Besides relying upon MTM's excellent negotiating abilities, Cameco also relies upon the joint venture's technical experience and expertise. MTM "has had underground mining contracts at Cluff Lake, McArthur River, Rabbit Lake and Cigar Lake," said McIntyre. "They were the first aboriginal joint venture to sink the mine shaft [at McArthur River]. They are the most experienced company at sinking shafts in the Athabasca sandstone - which has its own unique qualities. This is hugely valuable for Cameco because no matter where we mine at Athabasca we know we have a contractor who can get us down to the ore."

These relationships do not end on payday, indicated McIntyre. "More than profit - way more important - is the employment flowing into these communities. People are learning to become managers, so we see the transfer of skills from the primary business owner to the employee."

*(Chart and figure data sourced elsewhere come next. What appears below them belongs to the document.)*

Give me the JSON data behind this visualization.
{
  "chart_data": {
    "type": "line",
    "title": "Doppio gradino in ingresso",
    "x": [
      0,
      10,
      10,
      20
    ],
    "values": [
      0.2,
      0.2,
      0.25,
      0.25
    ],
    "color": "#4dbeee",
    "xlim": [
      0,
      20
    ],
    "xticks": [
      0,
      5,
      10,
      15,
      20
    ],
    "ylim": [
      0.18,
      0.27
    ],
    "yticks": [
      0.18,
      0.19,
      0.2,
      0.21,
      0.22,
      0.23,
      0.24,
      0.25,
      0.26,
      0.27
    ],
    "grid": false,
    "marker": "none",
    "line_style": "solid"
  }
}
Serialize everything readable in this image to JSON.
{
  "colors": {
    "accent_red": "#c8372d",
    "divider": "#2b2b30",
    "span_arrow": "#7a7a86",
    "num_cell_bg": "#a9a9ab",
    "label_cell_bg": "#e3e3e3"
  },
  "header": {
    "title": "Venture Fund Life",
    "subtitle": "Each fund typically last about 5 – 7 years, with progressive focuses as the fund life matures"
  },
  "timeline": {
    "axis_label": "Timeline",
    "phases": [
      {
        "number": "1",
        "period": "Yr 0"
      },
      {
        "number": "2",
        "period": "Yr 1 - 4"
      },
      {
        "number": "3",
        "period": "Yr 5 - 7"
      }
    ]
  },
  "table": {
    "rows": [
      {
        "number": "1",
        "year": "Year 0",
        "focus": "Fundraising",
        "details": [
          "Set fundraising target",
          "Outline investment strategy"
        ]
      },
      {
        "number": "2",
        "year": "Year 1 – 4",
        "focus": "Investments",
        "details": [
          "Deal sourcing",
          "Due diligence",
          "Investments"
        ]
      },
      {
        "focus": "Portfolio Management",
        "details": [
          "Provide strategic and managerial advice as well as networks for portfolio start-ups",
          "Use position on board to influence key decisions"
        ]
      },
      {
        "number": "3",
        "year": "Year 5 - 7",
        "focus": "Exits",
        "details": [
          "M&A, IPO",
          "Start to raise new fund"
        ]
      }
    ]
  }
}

Elliot agrees with McIntyre that these joint ventures culminate in sustainable enterprises for the communities. "Dividends go directly towards the community for community assistance programs, housing youth programs, youth facilities. There is also the benefit of the increased employment, job opportunities and training for the youth of the community . . . coming of employable age. We encourage them to have their grade 12. As opportunities come available to [MTM, these opportunities are passed on to the local communities.] Even as things slow down for [MTM, experience and training makes community members] employable for other jobs in the area."

Hence Athabasca Caterers, once owned by southerners, is now owned 100% by northerners. Northern Resource Trucking is now 81% aboriginal owned.

"Most of these communities have no tax base or little revenue," said McIntyre. "They are always struggling for revenue streams they can use to build their communities. So this is an absolutely wonderful match. The communities are using those resources to build other capacity."

"Over the last five years," added Elliot, "Ile-a-la-Crosse, Buffalo Narrows, Clearwater and English River have received income of about $1.4 million each through the joint venture. The northern employment opportunity with MTM, when we first became involved with them, was 13%. That has now increased to about 50-52%. This represents an increase from between 150 to 200 job opportunities."

"It's part of a plan," says McIntyre. "It doesn't happen by accident. It happens because there is a strategy to make it happen."